Seine „Sammlung Karasek“ stellte er für die wissenschaftliche Forschung zur Verfü­gung, die Publikationen anderer Wissenschaftler geben Zeugnis davon. In den 1960er-Jahren hatte er wieder Kontakte zu slawischen Forschern und Institutionen aufgenommen und sah sich als Vermittler zwischen den Kulturen. Mit der Verschlechterung seiner Gesundheit zog er sich in seinen letzten Lebensjahren immer mehr zurück und widmete sich der Krippenforschung, wo er wieder führend tätig wurde. Die Veröffentlichung seiner beiden Standard­werke zur Krippen­kunde in Böhmen, Mähren und Schlesien[5] erlebte er nicht mehr.

Geehrter Kriegsverbrecher?

Von den Umsiedlungen über den Raub von Kulturgütern bis zum Fall Margarethe (Be­setzung Ungarns 1944), Karaseks Teilnahme an der deutschen Besatzungs- und Genozidpolitik im Rahmen des Generalplans Ost und damit an NS-Kriegsverbrechen ist klar nachweisbar. Die Richtungsentscheidungen auf seinem Lebensweg hat Alfred Karasek selbst getroffen, gemeinsam mit seinen Volkskundlerkollegen war Alfred Karasek ein Zahnrad in diesem NS-Werk. Ob er seine eigene Teilhabe daran nach 1945 erkannt, diese vielleicht sogar bereut hat, kann nicht endgültig gesagt werden. Auf der Argumentationsline der (Heimat-) Vertriebenenpolitik wurde von ihm bis gegen Ende der 1950er-Jahre weiterhin ein starker Nationalismus vertreten. Trotz­dem erhielt er zahlreiche Ehrungen, beispielsweise den Georg-Dehio-Preis und das deutsche Bundesverdienstkreuz. Eine nationalsozialistische Wiederbetätigung im engeren Sinne ist zu verneinen.

Anmerkung
Wie im Buch wird auch hier zum Teil die Terminologie der jeweiligen Zeit verwendet.
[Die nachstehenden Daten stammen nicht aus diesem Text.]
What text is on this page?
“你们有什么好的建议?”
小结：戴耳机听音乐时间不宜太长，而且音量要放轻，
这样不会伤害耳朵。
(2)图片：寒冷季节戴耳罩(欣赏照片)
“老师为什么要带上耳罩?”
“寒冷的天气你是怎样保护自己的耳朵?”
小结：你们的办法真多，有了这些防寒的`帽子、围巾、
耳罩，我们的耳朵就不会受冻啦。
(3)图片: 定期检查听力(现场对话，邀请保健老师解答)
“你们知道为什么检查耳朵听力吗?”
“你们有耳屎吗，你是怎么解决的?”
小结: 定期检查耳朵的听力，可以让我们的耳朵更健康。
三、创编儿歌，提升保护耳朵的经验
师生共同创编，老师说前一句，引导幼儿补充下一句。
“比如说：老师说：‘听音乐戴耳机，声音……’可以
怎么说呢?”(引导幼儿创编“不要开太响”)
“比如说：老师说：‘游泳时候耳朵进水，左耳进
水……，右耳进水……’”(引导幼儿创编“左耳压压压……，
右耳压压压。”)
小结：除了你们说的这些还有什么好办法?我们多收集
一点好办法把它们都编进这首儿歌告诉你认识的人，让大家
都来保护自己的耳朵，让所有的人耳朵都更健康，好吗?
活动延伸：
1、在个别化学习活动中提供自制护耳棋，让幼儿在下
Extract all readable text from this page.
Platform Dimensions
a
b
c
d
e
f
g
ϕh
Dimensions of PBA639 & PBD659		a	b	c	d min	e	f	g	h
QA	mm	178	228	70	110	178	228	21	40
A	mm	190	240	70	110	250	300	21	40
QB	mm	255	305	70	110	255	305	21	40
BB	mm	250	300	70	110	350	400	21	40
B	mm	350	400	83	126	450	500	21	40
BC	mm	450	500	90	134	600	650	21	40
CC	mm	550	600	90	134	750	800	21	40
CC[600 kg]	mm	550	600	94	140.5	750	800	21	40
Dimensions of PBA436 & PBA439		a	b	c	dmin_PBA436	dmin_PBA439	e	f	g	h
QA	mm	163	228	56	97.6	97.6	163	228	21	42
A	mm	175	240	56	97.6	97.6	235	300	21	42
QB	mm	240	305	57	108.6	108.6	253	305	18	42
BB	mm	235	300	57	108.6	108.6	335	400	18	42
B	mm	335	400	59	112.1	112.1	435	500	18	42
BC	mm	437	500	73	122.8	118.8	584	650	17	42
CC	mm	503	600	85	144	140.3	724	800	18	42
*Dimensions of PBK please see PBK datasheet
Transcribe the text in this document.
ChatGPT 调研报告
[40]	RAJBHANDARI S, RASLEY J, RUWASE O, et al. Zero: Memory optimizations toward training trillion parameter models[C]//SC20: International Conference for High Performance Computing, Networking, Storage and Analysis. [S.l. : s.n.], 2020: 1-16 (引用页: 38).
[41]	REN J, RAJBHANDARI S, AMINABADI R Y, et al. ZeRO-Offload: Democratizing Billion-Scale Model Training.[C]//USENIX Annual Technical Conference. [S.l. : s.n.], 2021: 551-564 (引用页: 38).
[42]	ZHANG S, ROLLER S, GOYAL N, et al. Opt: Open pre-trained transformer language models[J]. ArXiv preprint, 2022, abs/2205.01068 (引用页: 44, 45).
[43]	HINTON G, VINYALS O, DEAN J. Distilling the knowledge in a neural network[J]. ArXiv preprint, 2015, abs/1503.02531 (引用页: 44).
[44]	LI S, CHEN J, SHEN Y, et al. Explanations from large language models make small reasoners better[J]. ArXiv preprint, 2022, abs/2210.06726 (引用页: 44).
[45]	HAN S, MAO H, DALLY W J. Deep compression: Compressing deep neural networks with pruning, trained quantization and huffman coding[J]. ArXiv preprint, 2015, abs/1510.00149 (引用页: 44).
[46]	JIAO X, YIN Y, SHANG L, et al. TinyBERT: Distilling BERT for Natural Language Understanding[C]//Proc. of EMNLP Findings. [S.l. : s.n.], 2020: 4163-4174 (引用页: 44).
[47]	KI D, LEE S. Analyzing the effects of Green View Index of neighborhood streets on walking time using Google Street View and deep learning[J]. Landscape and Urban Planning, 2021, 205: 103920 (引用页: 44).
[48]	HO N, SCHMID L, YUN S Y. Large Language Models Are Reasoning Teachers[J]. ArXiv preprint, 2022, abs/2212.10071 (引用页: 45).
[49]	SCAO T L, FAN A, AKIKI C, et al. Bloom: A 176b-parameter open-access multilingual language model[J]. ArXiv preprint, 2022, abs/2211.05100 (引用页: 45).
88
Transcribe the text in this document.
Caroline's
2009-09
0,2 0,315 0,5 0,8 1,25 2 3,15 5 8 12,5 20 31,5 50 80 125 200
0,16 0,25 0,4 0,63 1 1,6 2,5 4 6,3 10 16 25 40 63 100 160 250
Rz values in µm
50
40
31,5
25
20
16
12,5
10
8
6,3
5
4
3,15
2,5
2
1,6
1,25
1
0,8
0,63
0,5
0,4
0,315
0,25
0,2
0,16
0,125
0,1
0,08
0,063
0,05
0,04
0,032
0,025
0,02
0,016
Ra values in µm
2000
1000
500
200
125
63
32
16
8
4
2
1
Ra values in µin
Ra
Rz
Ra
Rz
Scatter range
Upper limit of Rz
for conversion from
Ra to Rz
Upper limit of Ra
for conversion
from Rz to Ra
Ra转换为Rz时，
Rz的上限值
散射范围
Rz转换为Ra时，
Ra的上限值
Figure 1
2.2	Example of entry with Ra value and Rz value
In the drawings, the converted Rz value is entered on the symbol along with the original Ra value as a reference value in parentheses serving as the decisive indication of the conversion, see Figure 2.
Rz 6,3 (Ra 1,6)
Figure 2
Der Autor distanziert sich ausdrücklich von jeder Art des Extremismus und vor allem vom Gedankengut des Nationalsozialismus.

Nachlass Karasek: Institut für Volkskunde der Deutschen des östlichen Europa (IVDE)

WJG

[1] Walter Kuhn (1903 – 1983) Volkskundler, Siedlungsforscher; Josef Lanz (1902 – 1982) Lehrer, Viktor Kauder (1899 – 1984) Verleger, Bibliothekar.

[2] Arthur Haberlandt (1889-1964) Volkskundler; Hugo Hassinger (1877-1952) Geograf; Josef Strzygowski (1862-1941) Kunsthistoriker; Karl Ginhart (1888-1971 Wien), Kunsthistoriker.

[3] Alfred Karasek / Elfriede Strzygowski, Ostschlesische Sagen und Schwänke für die Schule, Kattowitz 1928.
Alfred Karasek / Elfriede Strzygowski, Sagen der Beskidendeutschen, Plauen 1930.Alfred Karasek / Elfriede Strzygowski, Sagen der Deutschen in Galizien, Plauen 1932.Alfred Karasek / Elfriede Strzygowski, Sagen der Deutschen in Wolhynien und Polesien, Posen / Leipzig 1938.

[4] Nachlass Alfred Karasek, Institut für Volkskunde der Deutschen des östlichen Europa (IVDE) https://www.ivdebw.de/bibliothek_und_archive/nachlass_karasek (06.07.2023).

[5] Alfred Karasek / Josef Lanz, Hg., Krippenkunst in Böhmen und Mähren vom Frühbarock bis zur Gegenwart, Marburg 1974 und
    Alfred Karasek / Josef Lanz, Hg., Krippenkunst in Schlesien, Marburg 1981.